Ночная Сторона Длинного Солнца - Вулф Джин Родман. Страница 61
— Если ты хочешь, я останусь, патера. Ничего, если я перехвачу чего-нибудь?
— Конечно.
Он посмотрел, как она идет, потом за ней захлопнулась дверь во двор. Упоминание о еде напомнило ему не только о том, что он отдал птице сыр, которым собирался пообедать, но и о жареных помидорах. Без сомнения, Синель пойдет в кондитерскую на той стороне улицы. Он пожал плечами и открыл сумку, решив отвлечь внимание от еды.
Однако в доме вроде бы есть кухня; если Кровь еще не ел, вполне возможно, что, когда экзорцизм закончится, он пригласит его пообедать. Сколько времени прошло с того момента, как он сидел под смоковницей и глядел, как майтера Роза ест свежие булочки? Несколько часов, не меньше, но он не сумел позавтракать с ней; так она его наказала.
— Я не буду есть, — прошептал он себе, вынимая стеклянные лампы и маленький пузырек с маслом, — пока кто-нибудь не пригласит меня; тогда и только тогда я буду свободен от этого обета. О Могучая Сфингс, надежда в испытаниях! Услышь меня сейчас.
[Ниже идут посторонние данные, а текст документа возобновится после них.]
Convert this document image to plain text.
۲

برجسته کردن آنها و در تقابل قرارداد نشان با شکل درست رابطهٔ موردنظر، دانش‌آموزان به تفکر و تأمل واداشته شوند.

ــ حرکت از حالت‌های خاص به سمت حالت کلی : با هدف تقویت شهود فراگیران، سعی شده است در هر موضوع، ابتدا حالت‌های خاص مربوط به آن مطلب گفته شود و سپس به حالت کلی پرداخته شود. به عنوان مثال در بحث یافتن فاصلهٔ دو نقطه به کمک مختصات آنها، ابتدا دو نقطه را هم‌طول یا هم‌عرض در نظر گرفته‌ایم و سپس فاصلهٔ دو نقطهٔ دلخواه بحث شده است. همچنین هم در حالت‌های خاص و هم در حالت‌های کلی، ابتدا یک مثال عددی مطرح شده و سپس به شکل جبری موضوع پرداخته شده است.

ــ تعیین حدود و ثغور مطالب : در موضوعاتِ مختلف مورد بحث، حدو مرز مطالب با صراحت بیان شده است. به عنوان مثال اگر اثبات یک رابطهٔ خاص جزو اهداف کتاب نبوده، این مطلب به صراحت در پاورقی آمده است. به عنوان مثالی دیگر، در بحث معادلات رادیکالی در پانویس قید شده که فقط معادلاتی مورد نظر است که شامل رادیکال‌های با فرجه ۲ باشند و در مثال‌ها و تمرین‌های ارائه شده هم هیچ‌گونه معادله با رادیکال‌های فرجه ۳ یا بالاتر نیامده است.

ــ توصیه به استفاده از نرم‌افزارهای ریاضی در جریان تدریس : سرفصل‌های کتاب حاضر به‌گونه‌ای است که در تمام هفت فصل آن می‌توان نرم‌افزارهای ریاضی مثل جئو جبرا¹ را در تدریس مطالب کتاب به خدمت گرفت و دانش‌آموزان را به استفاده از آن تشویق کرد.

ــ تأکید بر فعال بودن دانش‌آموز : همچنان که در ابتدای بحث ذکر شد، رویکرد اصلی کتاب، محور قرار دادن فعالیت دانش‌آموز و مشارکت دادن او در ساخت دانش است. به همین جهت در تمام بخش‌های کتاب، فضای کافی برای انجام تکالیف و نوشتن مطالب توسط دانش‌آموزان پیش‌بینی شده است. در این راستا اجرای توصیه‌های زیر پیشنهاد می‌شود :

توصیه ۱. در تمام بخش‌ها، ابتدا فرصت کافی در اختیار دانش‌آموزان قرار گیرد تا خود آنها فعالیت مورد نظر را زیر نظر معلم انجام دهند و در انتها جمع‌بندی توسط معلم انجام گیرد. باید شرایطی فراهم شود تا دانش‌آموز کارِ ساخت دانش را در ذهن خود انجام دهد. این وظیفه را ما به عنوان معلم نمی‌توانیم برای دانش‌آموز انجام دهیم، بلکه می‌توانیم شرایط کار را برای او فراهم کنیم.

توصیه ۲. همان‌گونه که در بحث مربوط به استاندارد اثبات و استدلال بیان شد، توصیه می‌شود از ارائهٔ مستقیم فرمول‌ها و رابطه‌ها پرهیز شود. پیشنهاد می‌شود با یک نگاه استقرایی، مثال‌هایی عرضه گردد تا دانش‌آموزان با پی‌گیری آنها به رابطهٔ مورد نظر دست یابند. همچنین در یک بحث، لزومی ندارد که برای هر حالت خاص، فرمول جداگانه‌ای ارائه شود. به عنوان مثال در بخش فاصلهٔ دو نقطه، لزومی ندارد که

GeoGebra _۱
Возможно, Орхидея захочет поговорить с ним о приготовлениях к завтрашней церемонии; судя по ее внешности (и это, напомнил он себе, возможно, очень несправедливо), она ест часто и хорошо. Она легко могла бы заказать чашу с виноградом или блюдо персиковых оладий…
Главным образом для того, чтобы отвлечься от еды, он крикнул:
— Ты здесь, Мукор? Ты слышишь меня?
Никакого ответа.
— Видишь ли, я знаю, что ты здесь. Ты следуешь за мной, как ты и сказала прошлой ночью. Этим утром ты вселилась в отца Ворсянки — я узнал твое лицо. Это ты пила ее кровь? А днем я опять узнал твое лицо, в бедной Элодее.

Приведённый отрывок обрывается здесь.